Pubblicato il: 26 Maggio, 2008

Un caso di coscienza

OspedaleImmaginate un paziente che si presenta in ospedale, chiede aiuto, ha bisogno di cure e assistenza, immaginatelo disorientato, spesso solo. Ora immaginate questo paziente nella condizione in cui gli vengano chiuse il 70% delle porte in faccia, senza che i medici in questione vengano perseguiti penalmente. Forse l’ennesimo caso di malasanità, forse uno scandalo, o forse avete appena scoperto di vivere in Italia, il paese degli obiettori di coscienza. L’obiezione di coscienza nell’accezione politicamente corretta richiama alla mente un bisogno di libertà, il bisogno di distaccarsi da quello che la chiesa chiama “la mentalità abortista senza fine”, dà la possibilità a qualunque tipo di medico ( dal ginecologo all’infermiere ) di rifiutarsi di prestare cure mediche alla donna, senza correre rischi di natura legale e deontologica. L’obiezione di coscienza contro l’aborto viene spesso associata culturalmente ai principi espressi dall’obiezione di coscienza per la leva obbligatoria, da cui cerca di cucirsi addosso la stessa matrice ideologica.

Benché l’omonimia, il paragone fra i due fenomeni è ingiustificato sia dal punto di vista storico che giuridico: se l’obiezione alla leva obbligatoria risponde perfettamente alla definizione giuridica di obiezione di coscienza, ossia negare l’espletazione di un obbligo di legge per motivi ideologici divenendo perseguibile penalmente, e la sua storia riporta alle lotte di normali cittadini contrari alla guerra, finiti in carcere e socialmente maltrattati, al contrario l’obiezione di coscienza contro l’aborto si rivolge a una categoria protetta da un’ordine, che rifiuta di effettuare una pratica legale entrata in vigore attraverso un referendum popolare, pratica di cui gli aspiranti medici sono a conoscenza, quindi al giuramento di Ippocrate sono consapevoli della loro scelta.
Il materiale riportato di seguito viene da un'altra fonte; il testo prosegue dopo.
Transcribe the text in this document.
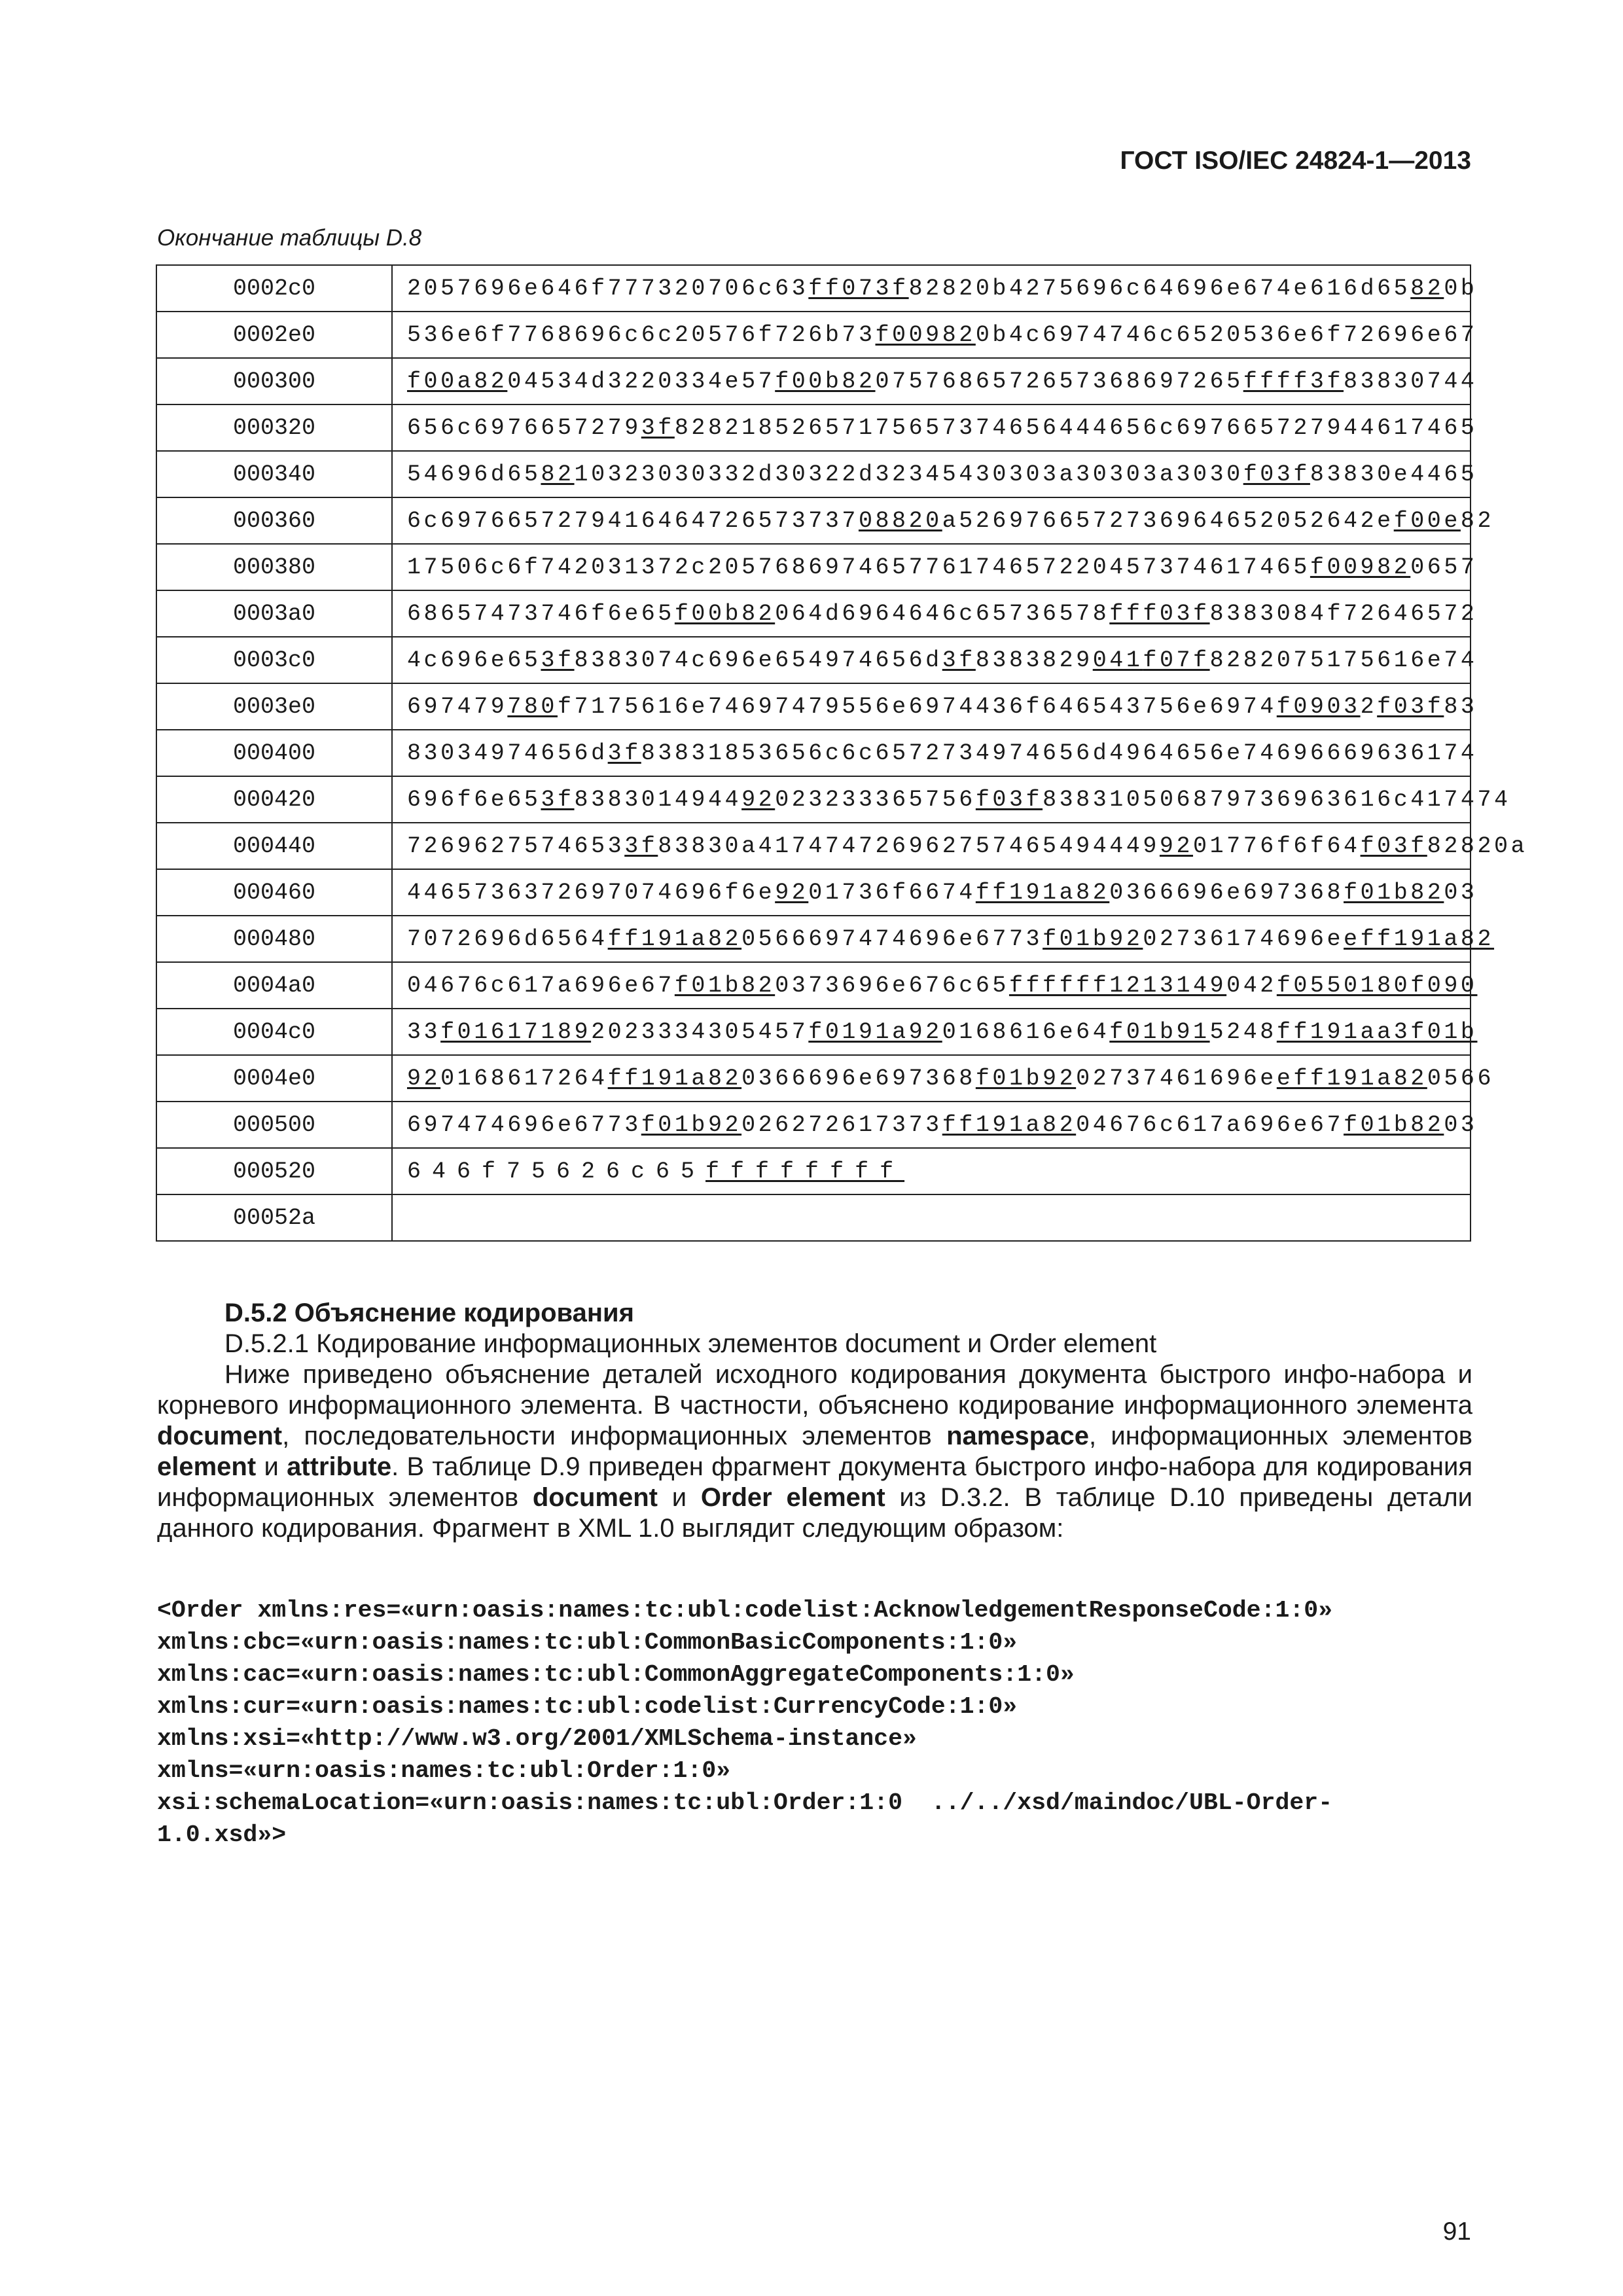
ГОСТ ISO/IEC 24824-1—2013
Окончание таблицы D.8
0002c0	2057696e646f777320706c63ff073f82820b4275696c64696e674e616d65820b
0002e0	536e6f7768696c6c20576f726b73f009820b4c6974746c6520536e6f72696e67
000300	f00a8204534d3220334e57f00b820757686572657368697265ffff3f83830744
000320	656c69766572793f82821852657175657374656444656c697665727944617465
000340	54696d658210323030332d30322d32345430303a30303a3030f03f83830e4465
000360	6c697665727941646472657373708820a5269766572736964652052642ef00e82
000380	17506c6f742031372c205768697465776174657220457374617465f009820657
0003a0	68657473746f6e65f00b82064d6964646c65736578fff03f8383084f72646572
0003c0	4c696e653f8383074c696e654974656d3f8383829041f07f8282075175616e74
0003e0	697479780f7175616e74697479556e6974436f646543756e6974f09032f03f83
000400	83034974656d3f83831853656c6c6572734974656d4964656e74696669636174
000420	696f6e653f838301494492023233365756f03f838310506879736963616c417474
000440	72696275746533f83830a4174747269627574654944499201776f6f64f03f82820a
000460	4465736372697074696f6e9201736f6674ff191a820366696e697368f01b8203
000480	7072696d6564ff191a820566697474696e6773f01b9202736174696eeff191a82
0004a0	04676c617a696e67f01b820373696e676c65ffffff1213149042f0550180f090
0004c0	33f016171892023334305457f0191a920168616e64f01b915248ff191aa3f01b
0004e0	920168617264ff191a820366696e697368f01b9202737461696eeff191a820566
000500	697474696e6773f01b92026272617373ff191a8204676c617a696e67f01b8203
000520	646f75626c65ffffffff
00052a	

D.5.2 Объяснение кодирования

D.5.2.1 Кодирование информационных элементов document и Order element

Ниже приведено объяснение деталей исходного кодирования документа быстрого инфо-набора и корневого информационного элемента. В частности, объяснено кодирование информационного элемента document, последовательности информационных элементов namespace, информационных элементов element и attribute. В таблице D.9 приведен фрагмент документа быстрого инфо-набора для кодирования информационных элементов document и Order element из D.3.2. В таблице D.10 приведены детали данного кодирования. Фрагмент в XML 1.0 выглядит следующим образом:

<Order xmlns:res=«urn:oasis:names:tc:ubl:codelist:AcknowledgementResponseCode:1:0»
xmlns:cbc=«urn:oasis:names:tc:ubl:CommonBasicComponents:1:0»
xmlns:cac=«urn:oasis:names:tc:ubl:CommonAggregateComponents:1:0»
xmlns:cur=«urn:oasis:names:tc:ubl:codelist:CurrencyCode:1:0»
xmlns:xsi=«http://www.w3.org/2001/XMLSchema-instance»
xmlns=«urn:oasis:names:tc:ubl:Order:1:0»
xsi:schemaLocation=«urn:oasis:names:tc:ubl:Order:1:0  ../../xsd/maindoc/UBL-Order-
1.0.xsd»>
91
Così facendo non solo vanno contro il principio stesso della medicina, che prevede l’assistenza a qualunque tipo di malato, ma oltretutto si limita la libertà del paziente, colui che in termini giuridici paga realmente lo scotto dell’obiezione, infatti i medici non incorrono in nessun provvedimento. Per tutti questi motivi i medici che rifiutano di praticare l’IVG non possono essere definiti obiettori, ma solo dei privilegiati, che godono ancora di un provvedimento aggiunto alla 194 nel ’78 per favorire quei medici iscritti all’albo prima dell’entrata in vigore della legge stessa.

Dopo trent’anni l’applicazione di questo tipo di obiezione ha sempre meno a che fare con fattori ideologici e sempre più con fattori economici ed esercizi di potere, anche perché se fare il medico avesse a che fare con la moralità, probabilmente la maggior parte dei pazienti non verrebbero curati. Gli obiettori godono di un ambiente compiacente, di agevolazioni per adempiere al meglio la loro scelta e in alcuni casi vengono offerti loro gettoni supplementari per non essere più obiettori. Oltretutto molti medici si proclamano obiettori solo nel servizio pubblico. Al contrario i non obiettori sono sempre più soli, come riportano molte testimonianze su internet, il loro lavoro aumenta a discapito della carriera. L’obiezione di coscienza contro l’aborto è in continua crescita come dimostrano i dati, in alcune regioni d’Italia si toccano picchi dell’80%.

Questi dati spesso vengono associati al numero inferiore di aborti dell’Italia rispetto all’Europa, a voler testimoniare l’utilità dell’obiezione. Ovviamente questo tipo di indagine non tiene conto dell’ignoranza che attraversa questo tema, ignoranza causata anche dal clima repressivo e moralistico lanciato dagli obiettori. Questo tipo di dibattito è portato avanti da molti nomi illustri quali Carlo Flamigni, professore ordinario di ostetricia e ginecologia all’università di Bologna nonché membro del Comitato Nazionale di Bioetica, che ha scritto un’articolo su quest’argomento in Micromega di marzo, e Don Gallo, il prete famoso per le battaglie anticonformiste. Che valore abbia eticamente un feto è un dubbio celato nel cuore di ognuno, che valore abbia la vita di una donna per un medico è un’imposizione giuridica che protegge le libertà civili di ognuno di noi.